La Leona llega a su fin, y junto a todos los
trabajadores de la textil Liberman se despide el único drama nacional
que se animó a contarse en Telefe en tiempos de humor y romanticismo.
Amor, pasión y lucha fue la frase que acompañó tanto en la ficción como
en la realidad al equipo de Pablo Echarri y Nancy Duplaá.Los números no pudieron pelear con la misma fuerza que cada capítulo,
pero tampoco la hirió lo suficiente como para tirar la toalla.La Leona cumplió, se animó a debutar en
pantalla una vez finalizadas las grabaciones sin opción a cambios de
último momento. Los que debían morir murieron y si algún personaje no
logró conquistar lo tuvo que aguantar hasta el final.

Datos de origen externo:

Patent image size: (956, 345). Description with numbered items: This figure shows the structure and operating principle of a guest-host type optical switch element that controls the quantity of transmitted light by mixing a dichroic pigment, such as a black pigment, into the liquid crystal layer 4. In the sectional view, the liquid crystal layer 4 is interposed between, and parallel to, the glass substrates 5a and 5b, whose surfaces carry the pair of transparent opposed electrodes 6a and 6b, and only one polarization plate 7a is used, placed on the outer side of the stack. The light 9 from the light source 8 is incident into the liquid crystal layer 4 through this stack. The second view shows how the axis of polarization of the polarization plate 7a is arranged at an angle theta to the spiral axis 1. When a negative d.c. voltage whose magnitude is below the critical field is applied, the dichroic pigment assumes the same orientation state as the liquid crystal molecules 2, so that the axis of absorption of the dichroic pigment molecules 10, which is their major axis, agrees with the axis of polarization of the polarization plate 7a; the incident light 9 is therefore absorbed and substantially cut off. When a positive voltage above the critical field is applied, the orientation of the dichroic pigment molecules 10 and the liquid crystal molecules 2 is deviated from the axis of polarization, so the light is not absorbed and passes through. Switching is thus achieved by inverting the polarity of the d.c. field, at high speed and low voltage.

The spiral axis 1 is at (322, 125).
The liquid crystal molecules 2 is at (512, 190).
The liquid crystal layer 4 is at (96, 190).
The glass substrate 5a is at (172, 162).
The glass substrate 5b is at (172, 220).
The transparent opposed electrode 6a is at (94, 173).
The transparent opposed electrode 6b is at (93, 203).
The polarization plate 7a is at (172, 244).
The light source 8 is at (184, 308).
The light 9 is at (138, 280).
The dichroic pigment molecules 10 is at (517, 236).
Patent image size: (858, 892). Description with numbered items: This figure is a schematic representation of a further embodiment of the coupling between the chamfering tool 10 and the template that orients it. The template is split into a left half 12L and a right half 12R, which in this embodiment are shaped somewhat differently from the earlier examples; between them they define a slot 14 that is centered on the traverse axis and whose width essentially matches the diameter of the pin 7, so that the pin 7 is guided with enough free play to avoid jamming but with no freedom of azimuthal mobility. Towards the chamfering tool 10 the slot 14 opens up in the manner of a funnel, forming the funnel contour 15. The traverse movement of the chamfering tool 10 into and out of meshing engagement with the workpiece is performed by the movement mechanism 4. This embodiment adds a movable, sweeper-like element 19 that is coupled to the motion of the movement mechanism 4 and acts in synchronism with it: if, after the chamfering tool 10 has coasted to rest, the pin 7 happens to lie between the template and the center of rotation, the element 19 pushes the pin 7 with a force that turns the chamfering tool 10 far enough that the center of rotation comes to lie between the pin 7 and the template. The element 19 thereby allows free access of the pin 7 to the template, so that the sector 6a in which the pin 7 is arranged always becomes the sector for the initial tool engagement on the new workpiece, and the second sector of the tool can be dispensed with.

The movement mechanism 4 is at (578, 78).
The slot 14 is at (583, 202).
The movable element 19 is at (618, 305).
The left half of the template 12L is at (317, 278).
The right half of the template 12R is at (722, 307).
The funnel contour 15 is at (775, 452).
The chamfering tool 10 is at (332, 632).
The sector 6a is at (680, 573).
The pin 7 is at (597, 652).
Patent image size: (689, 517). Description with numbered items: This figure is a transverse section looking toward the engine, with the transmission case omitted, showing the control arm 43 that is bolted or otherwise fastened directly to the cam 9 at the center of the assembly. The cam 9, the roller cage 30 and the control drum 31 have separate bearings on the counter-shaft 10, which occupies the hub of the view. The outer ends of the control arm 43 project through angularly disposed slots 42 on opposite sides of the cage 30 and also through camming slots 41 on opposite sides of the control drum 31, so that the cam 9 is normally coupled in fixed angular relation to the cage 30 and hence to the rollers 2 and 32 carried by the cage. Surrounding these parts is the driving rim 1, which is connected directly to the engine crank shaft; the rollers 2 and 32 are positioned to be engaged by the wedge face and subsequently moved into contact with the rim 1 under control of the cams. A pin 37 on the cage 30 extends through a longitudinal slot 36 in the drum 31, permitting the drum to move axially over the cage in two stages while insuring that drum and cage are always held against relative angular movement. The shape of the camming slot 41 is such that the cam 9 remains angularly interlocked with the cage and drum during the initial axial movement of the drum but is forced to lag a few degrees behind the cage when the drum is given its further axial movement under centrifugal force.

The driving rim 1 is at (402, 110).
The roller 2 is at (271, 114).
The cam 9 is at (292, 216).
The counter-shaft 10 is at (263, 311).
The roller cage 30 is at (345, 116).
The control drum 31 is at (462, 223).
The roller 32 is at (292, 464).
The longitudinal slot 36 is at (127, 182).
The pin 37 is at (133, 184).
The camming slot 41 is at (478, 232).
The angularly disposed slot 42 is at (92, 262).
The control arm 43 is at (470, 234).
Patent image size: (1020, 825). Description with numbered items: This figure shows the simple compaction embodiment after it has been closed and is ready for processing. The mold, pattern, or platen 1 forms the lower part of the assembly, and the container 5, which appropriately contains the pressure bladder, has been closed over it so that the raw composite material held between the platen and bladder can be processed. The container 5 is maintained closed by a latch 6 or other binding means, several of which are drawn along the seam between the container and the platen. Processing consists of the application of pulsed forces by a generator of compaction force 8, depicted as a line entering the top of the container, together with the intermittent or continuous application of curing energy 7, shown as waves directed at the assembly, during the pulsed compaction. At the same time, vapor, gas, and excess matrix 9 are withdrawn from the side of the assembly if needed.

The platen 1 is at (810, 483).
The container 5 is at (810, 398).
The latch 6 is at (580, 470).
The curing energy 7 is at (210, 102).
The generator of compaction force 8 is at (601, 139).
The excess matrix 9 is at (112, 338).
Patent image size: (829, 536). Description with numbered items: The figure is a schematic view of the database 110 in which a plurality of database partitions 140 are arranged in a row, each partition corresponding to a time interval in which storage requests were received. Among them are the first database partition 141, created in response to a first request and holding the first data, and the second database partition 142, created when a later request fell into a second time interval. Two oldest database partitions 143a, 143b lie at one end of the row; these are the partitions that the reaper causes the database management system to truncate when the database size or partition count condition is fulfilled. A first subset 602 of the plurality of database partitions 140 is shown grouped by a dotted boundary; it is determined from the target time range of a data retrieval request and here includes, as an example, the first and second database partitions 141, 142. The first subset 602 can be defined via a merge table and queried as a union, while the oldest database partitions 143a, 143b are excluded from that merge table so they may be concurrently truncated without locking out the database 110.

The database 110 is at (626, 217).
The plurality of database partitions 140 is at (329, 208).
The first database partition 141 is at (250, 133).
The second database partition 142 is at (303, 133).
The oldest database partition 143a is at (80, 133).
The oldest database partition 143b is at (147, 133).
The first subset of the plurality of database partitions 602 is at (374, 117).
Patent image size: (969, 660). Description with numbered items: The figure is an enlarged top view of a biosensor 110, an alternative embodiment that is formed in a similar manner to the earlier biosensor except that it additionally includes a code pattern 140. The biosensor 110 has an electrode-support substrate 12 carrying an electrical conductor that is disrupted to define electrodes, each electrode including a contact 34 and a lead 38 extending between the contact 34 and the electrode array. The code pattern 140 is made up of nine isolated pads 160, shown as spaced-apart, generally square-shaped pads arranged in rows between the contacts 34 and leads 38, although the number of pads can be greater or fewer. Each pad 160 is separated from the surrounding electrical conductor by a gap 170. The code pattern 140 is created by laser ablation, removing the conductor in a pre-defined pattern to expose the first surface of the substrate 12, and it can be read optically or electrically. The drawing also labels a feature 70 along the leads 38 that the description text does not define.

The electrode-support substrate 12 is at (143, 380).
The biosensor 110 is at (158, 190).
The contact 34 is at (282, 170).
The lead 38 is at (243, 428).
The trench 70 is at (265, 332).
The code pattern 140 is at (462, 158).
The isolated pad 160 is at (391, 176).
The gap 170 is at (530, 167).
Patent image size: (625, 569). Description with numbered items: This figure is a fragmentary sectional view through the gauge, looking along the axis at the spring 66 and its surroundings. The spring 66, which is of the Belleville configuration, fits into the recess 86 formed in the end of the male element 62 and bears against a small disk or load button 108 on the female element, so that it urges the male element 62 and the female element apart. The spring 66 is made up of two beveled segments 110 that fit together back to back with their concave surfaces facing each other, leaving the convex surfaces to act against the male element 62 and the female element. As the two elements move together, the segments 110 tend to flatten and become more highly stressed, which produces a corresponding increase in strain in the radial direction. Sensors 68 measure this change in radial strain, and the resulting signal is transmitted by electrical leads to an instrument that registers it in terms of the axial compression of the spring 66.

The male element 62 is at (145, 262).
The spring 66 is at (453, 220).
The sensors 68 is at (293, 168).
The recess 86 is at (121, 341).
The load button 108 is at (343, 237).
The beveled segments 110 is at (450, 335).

Meritorio, o al
menos algo que pocas veces se acostumbra en la “nueva era de la tele”.Lo cierto es que la dramática historia entre los trabajadores, la
dolorosa y cruel vida de la familia Miller y la venganza de Franco Uribe
se mezclaron con el amor, el sexo, las drogas y algo de rock &
roll.Una historia fiel a sí misma que pudo concientizar, encender la llama
de la pasión en pantalla, hablar del aborto, de la homosexualidad, de
la lucha por una enfermedad terminal y hasta de vencer el odio. Se vio
sangre, tiros, muertes de buenos y malos, pero el final llega esta
noche, con mucho menos ruido del que merecería.